С закрытыми глазами он, если хотел, мог не раз и не два представить себе весь путь по недоступному для него пространству, от которого его отделял какой‑нибудь десяток шагов. Сначала через первую дверь, внешнюю, по вестибюлю с камином, затем подняться двумя пролетами выше… И тут, даже в мысленно совершаемом им пути, его шаги становились все неувереннее и неувереннее. Потому что с того самого мгновения, как огромная массивная наружная дверь, бесшумно отворяясь, пропускала его внутрь, он ничего не мог с собой поделать: при одной мысли о том, что ждет его впереди, что‑то холодело в нем, и так было каждый раз. Да, сколько раз он ни входил бы в этот вестибюль, сколько ни проходил бы мимо камина, уже давно лишенного возможности обогреть кого бы то ни было, ему все равно предстояло подниматься мимо витражей, похожих на сказку. И тут он всегда с острым и неизъяснимым чувством не то стыда, не то вины, а может быть, и ярости вспоминал свой дом. Свою лестницу, узкую и грязную, с неистребимым, едким, все забивающим запахом кошачьей, да и не только кошачьей, мочи; лестницу, на которую выходила их дверь. Дверь их квартиры, всю в язвах звонков и разноцветных жилах проводов, и саму квартиру, в которой они с матерью занимали четырнадцатиметровую узкую комнату сразу же за кухней, дверь в дверь с уборной, комнату, едва вмещавшую кровать, диван, стол и шифоньер. Комнату в огромной квартире, тянувшейся не только через весь дом, как это было на самом деле, но и — как это казалось им — через весь город; в квартире с коридорами, извилистыми и глубокими, как норы, с поворотами, боковыми ходами, ответвлениями, тупиками, двумя туалетами и огромной, как рыночная площадь, кухней. Это была квартира, в разных концах которой жили люди, едва узнававшие друг друга при встрече, где по стенам висели разобранные еще до войны велосипеды и корыта, покрытые темной окисью; квартира с ванной, которая служила кладовой, с графиком уборок, висевшим на зеленой стене кухни, с митингами во время разноски общественных денег на оплату трех лампочек, освещавших — если можно так сказать — коридоры, с личными счетчиками и переплетением проводов, тянущихся к персональным звонкам на двери.

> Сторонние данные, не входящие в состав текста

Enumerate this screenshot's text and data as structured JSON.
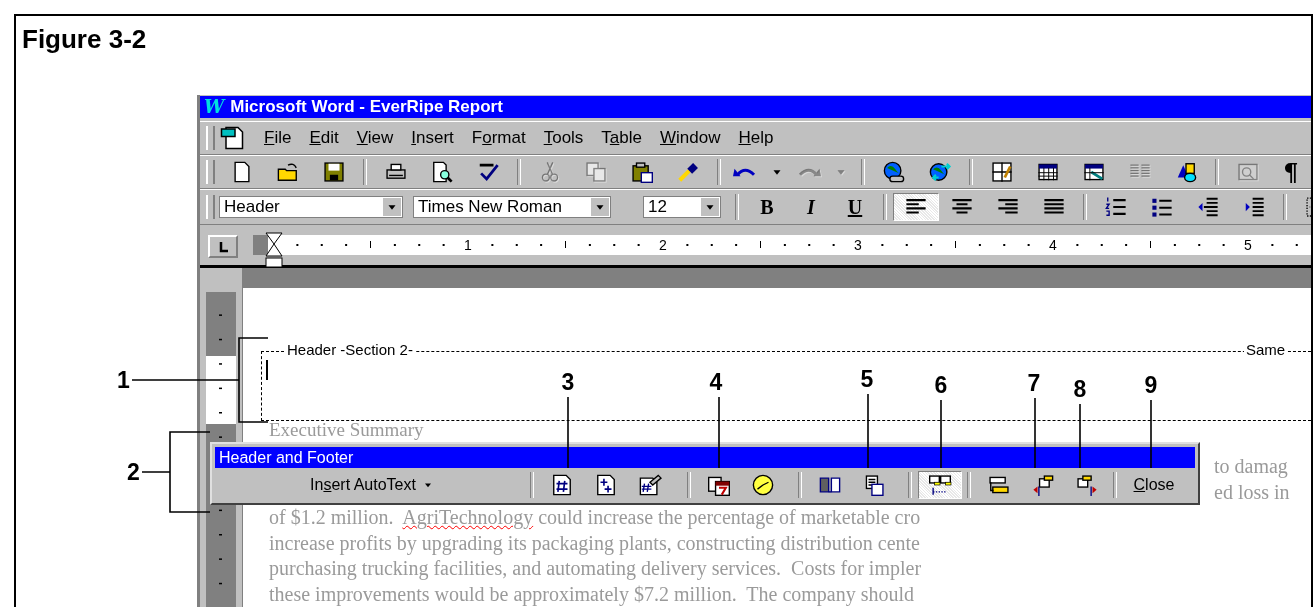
{
  "figure_title": "Figure 3-2",
  "window": {
    "logo": "W",
    "title": "Microsoft Word - EverRipe Report"
  },
  "menu": [
    {
      "key": "F",
      "post": "ile"
    },
    {
      "key": "E",
      "post": "dit"
    },
    {
      "key": "V",
      "post": "iew"
    },
    {
      "key": "I",
      "post": "nsert"
    },
    {
      "pre": "F",
      "key": "o",
      "post": "rmat"
    },
    {
      "key": "T",
      "post": "ools"
    },
    {
      "pre": "T",
      "key": "a",
      "post": "ble"
    },
    {
      "key": "W",
      "post": "indow"
    },
    {
      "key": "H",
      "post": "elp"
    }
  ],
  "standard_toolbar": {
    "buttons": [
      {
        "disabled": false
      },
      {
        "disabled": false
      },
      {
        "disabled": false
      },
      {
        "disabled": false
      },
      {
        "disabled": false
      },
      {
        "disabled": false
      },
      {
        "disabled": true
      },
      {
        "disabled": true
      },
      {
        "disabled": false
      },
      {
        "disabled": false
      },
      {
        "disabled": false
      },
      {
        "disabled": false
      },
      {
        "disabled": true
      },
      {
        "disabled": true
      },
      {
        "disabled": false
      },
      {
        "disabled": false
      },
      {
        "disabled": false
      },
      {
        "disabled": false
      },
      {
        "disabled": false
      },
      {
        "disabled": true
      },
      {
        "disabled": false
      },
      {
        "disabled": true
      }
    ],
    "show_marks": "¶"
  },
  "formatting_toolbar": {
    "style": "Header",
    "font": "Times New Roman",
    "size": "12",
    "bold": "B",
    "italic": "I",
    "underline": "U",
    "alignment": [
      {
        "selected": true
      },
      {
        "selected": false
      },
      {
        "selected": false
      },
      {
        "selected": false
      }
    ]
  },
  "ruler": {
    "numbers": [
      "1",
      "2",
      "3",
      "4",
      "5"
    ]
  },
  "header_area": {
    "label": "Header -Section 2-",
    "link_label": "Same"
  },
  "body_lines": [
    {
      "kind": "full",
      "segments": [
        {
          "text": "Executive Summary",
          "misspelled": false
        }
      ]
    },
    {
      "kind": "tail",
      "segments": [
        {
          "text": "to damag",
          "misspelled": false
        }
      ]
    },
    {
      "kind": "tail",
      "segments": [
        {
          "text": "ed loss in",
          "misspelled": false
        }
      ]
    },
    {
      "kind": "full",
      "segments": [
        {
          "text": "of $1.2 million.  ",
          "misspelled": false
        },
        {
          "text": "AgriTechnology",
          "misspelled": true
        },
        {
          "text": " could increase the percentage of marketable cro",
          "misspelled": false
        }
      ]
    },
    {
      "kind": "full",
      "segments": [
        {
          "text": "increase profits by upgrading its packaging plants, constructing distribution cente",
          "misspelled": false
        }
      ]
    },
    {
      "kind": "full",
      "segments": [
        {
          "text": "purchasing trucking facilities, and automating delivery services.  Costs for impler",
          "misspelled": false
        }
      ]
    },
    {
      "kind": "full",
      "segments": [
        {
          "text": "these improvements would be approximately $7.2 million.  The company should",
          "misspelled": false
        }
      ]
    }
  ],
  "header_footer_toolbar": {
    "title": "Header and Footer",
    "autotext": {
      "pre": "In",
      "key": "s",
      "post": "ert AutoText"
    },
    "buttons": [
      {
        "on": false
      },
      {
        "on": false
      },
      {
        "on": false
      },
      {
        "on": false
      },
      {
        "on": false
      },
      {
        "on": false
      },
      {
        "on": false
      },
      {
        "on": true
      },
      {
        "on": false
      },
      {
        "on": false
      },
      {
        "on": false
      }
    ],
    "close": {
      "key": "C",
      "post": "lose"
    }
  },
  "callouts": [
    "1",
    "2",
    "3",
    "4",
    "5",
    "6",
    "7",
    "8",
    "9"
  ]
}
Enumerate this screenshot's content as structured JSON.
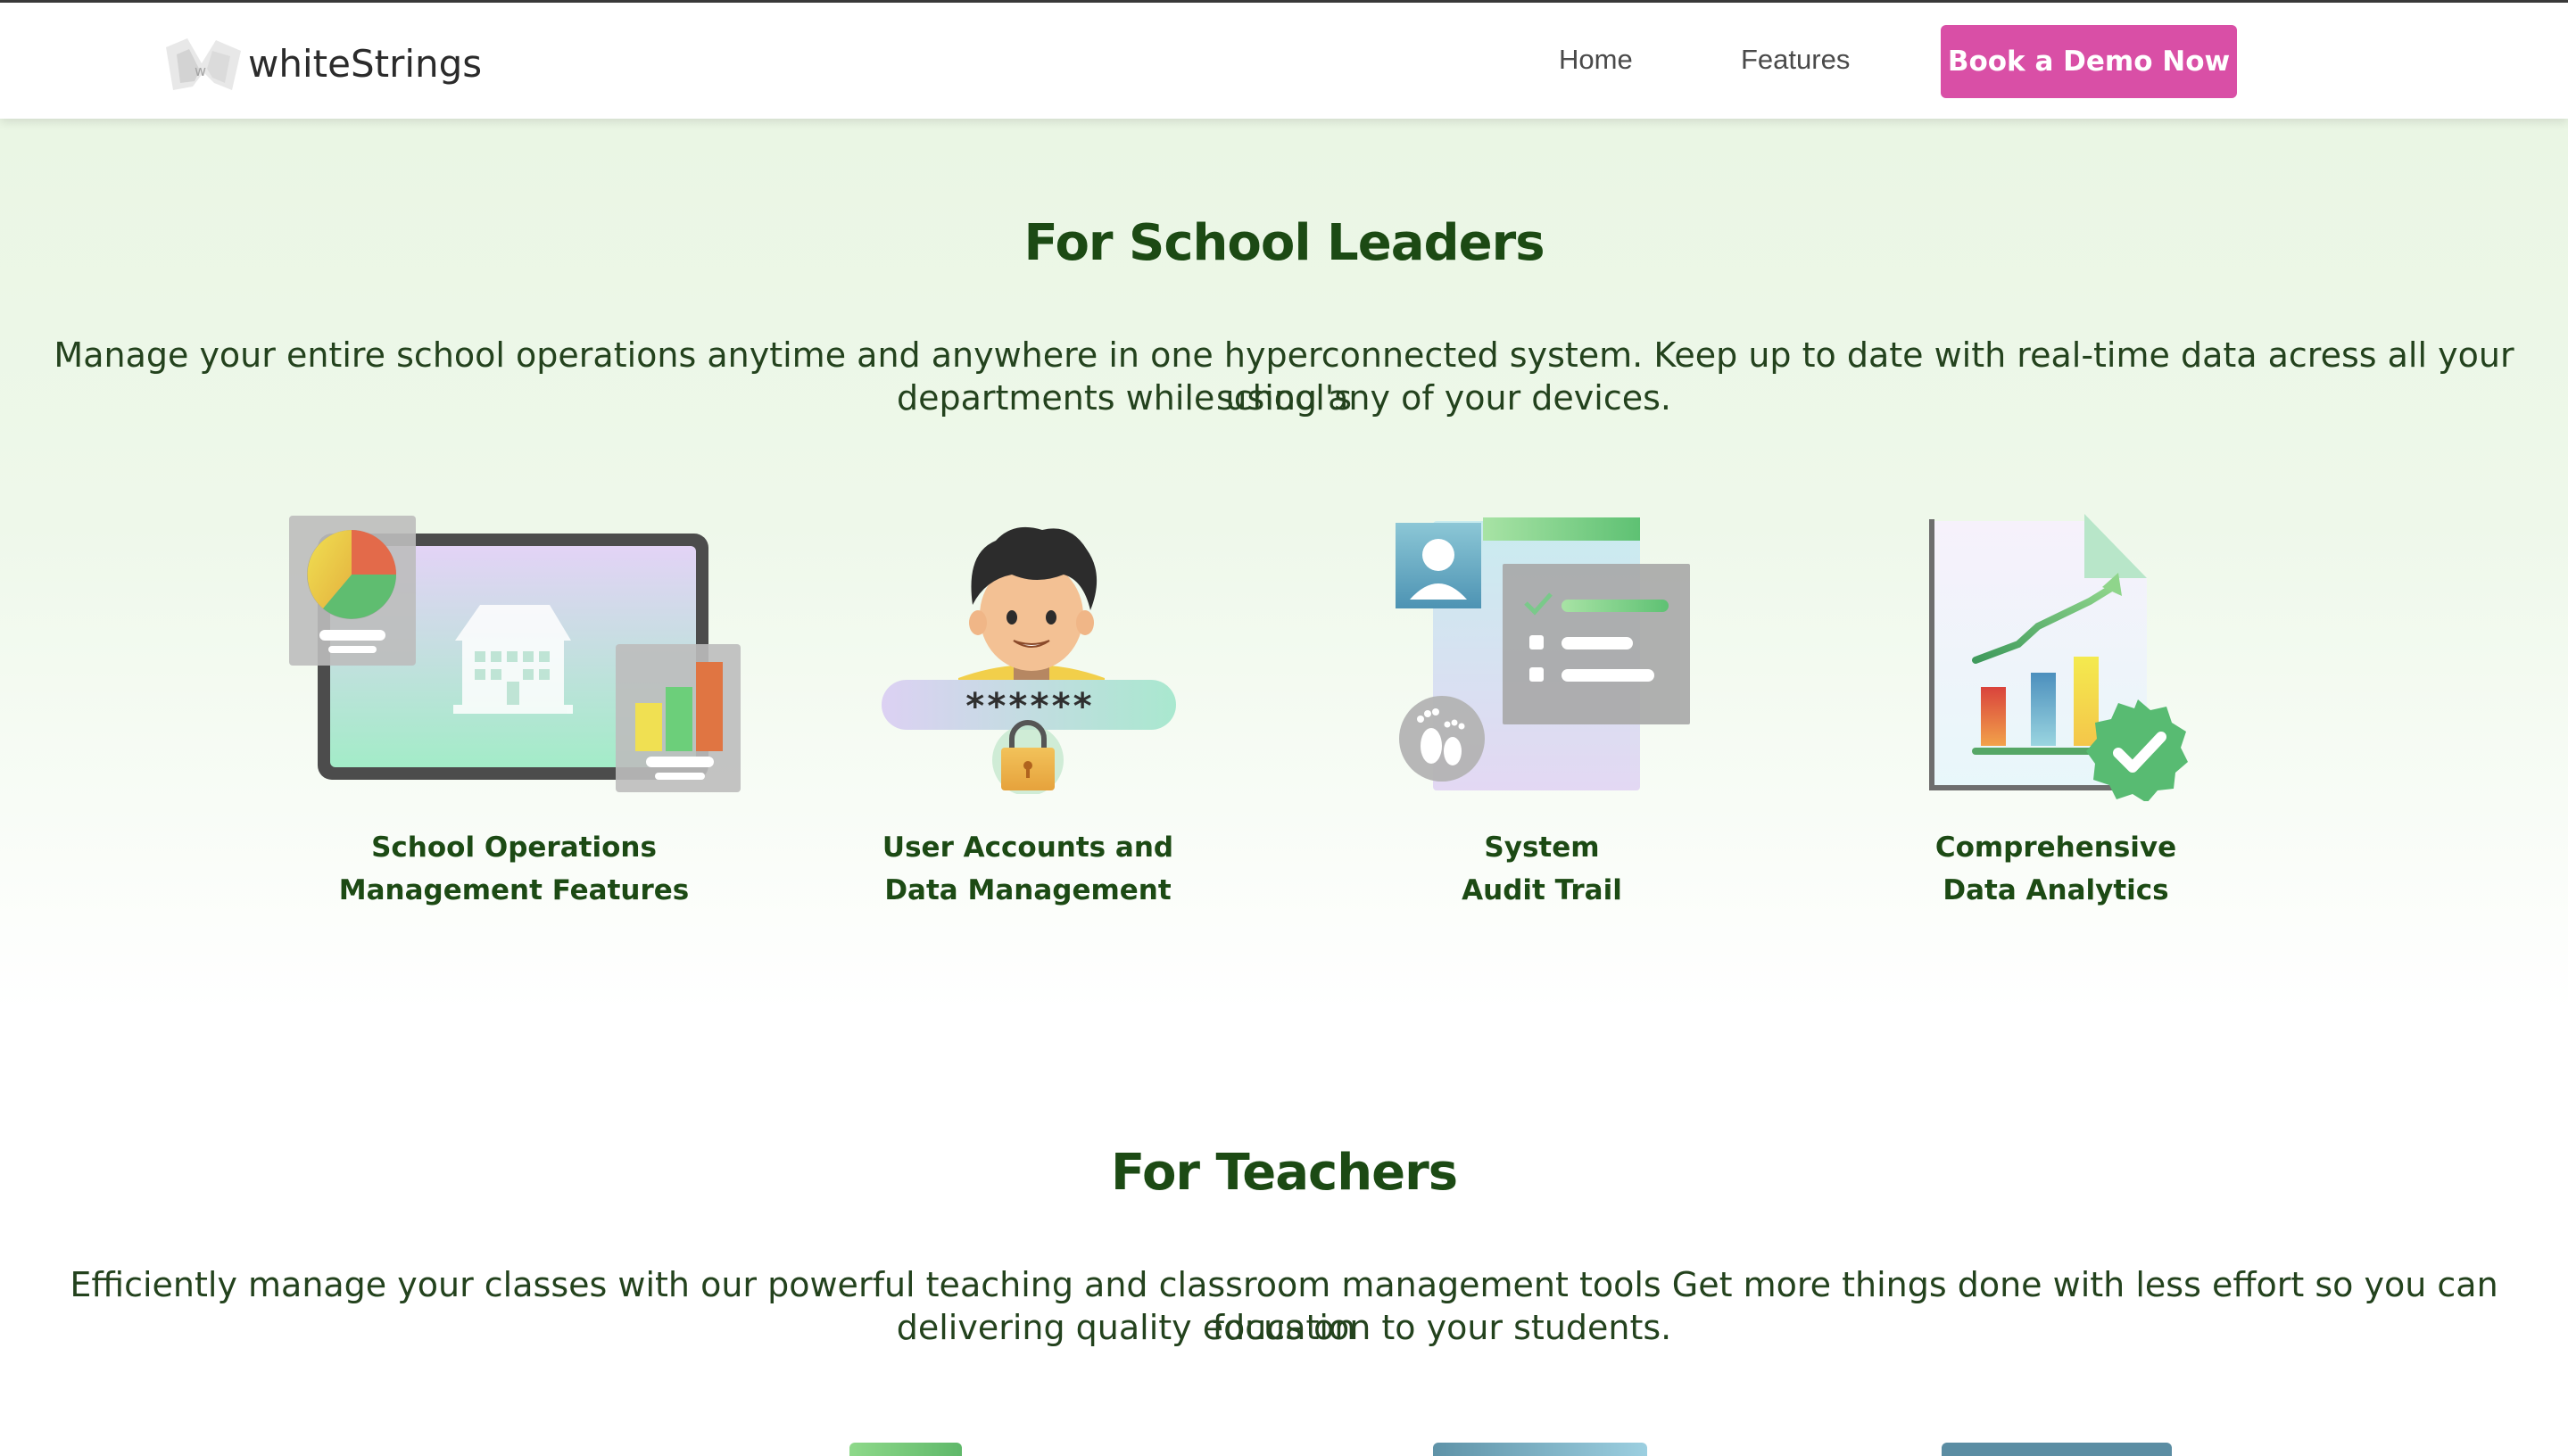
{
  "header": {
    "brand": "whiteStrings",
    "nav": {
      "home": "Home",
      "features": "Features"
    },
    "cta": "Book a Demo Now"
  },
  "leaders": {
    "title": "For School Leaders",
    "description_line1": "Manage your entire school operations anytime and anywhere in one hyperconnected system. Keep up to date with real-time data acress all your school's",
    "description_line2": "departments while using any of your devices.",
    "features": [
      {
        "line1": "School Operations",
        "line2": "Management Features",
        "icon": "school-building-icon"
      },
      {
        "line1": "User Accounts and",
        "line2": "Data Management",
        "icon": "user-password-lock-icon",
        "password_mask": "******"
      },
      {
        "line1": "System",
        "line2": "Audit Trail",
        "icon": "audit-checklist-icon"
      },
      {
        "line1": "Comprehensive",
        "line2": "Data Analytics",
        "icon": "analytics-chart-icon"
      }
    ]
  },
  "teachers": {
    "title": "For Teachers",
    "description_line1": "Efficiently manage your classes with our powerful teaching and classroom management tools Get more things done with less effort so you can focus on",
    "description_line2": "delivering quality education to your students."
  },
  "colors": {
    "accent": "#d94fa6",
    "heading": "#1c4a14",
    "section_bg": "#eaf6e4"
  }
}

И, вспоминая об этой квартире, он вздрагивал каждый раз, и каждый раз, проскользнув в бесшумно раскрывшуюся и закрывшуюся за ним дверь, он останавливался, оробев, в вестибюле, и снова ему было семь лет, и что‑то, холодея, обмирало внутри, и он спрашивал чужим, не своим и неизвестно кому принадлежавшим голосом, тихим‑тихим настолько, что его и ему‑то самому едва было впору расслышать: «А ты… ты взаправду здесь живешь?» А его подружка Эля, в школе сидевшая на одной с ним парте, смотрела на него своими огромными глазами, взгляд которых не был тогда еще ни насмешливым, ни недоверчивым, и, потягивая за рукав, говорила: «Ну идем же, идем», — а он так бы и остался здесь, если бы только это было можно. А когда они поднимались по лестнице, широкой и чистой, мимо огромных окон, из которых лился волшебный свет сквозь стеклянные цветы, все это казалось ему таким прекрасным, что он остановился, пораженный, он стоял в некотором даже отупении, когда Эля подошла к единственному звонку на двери и позвонила.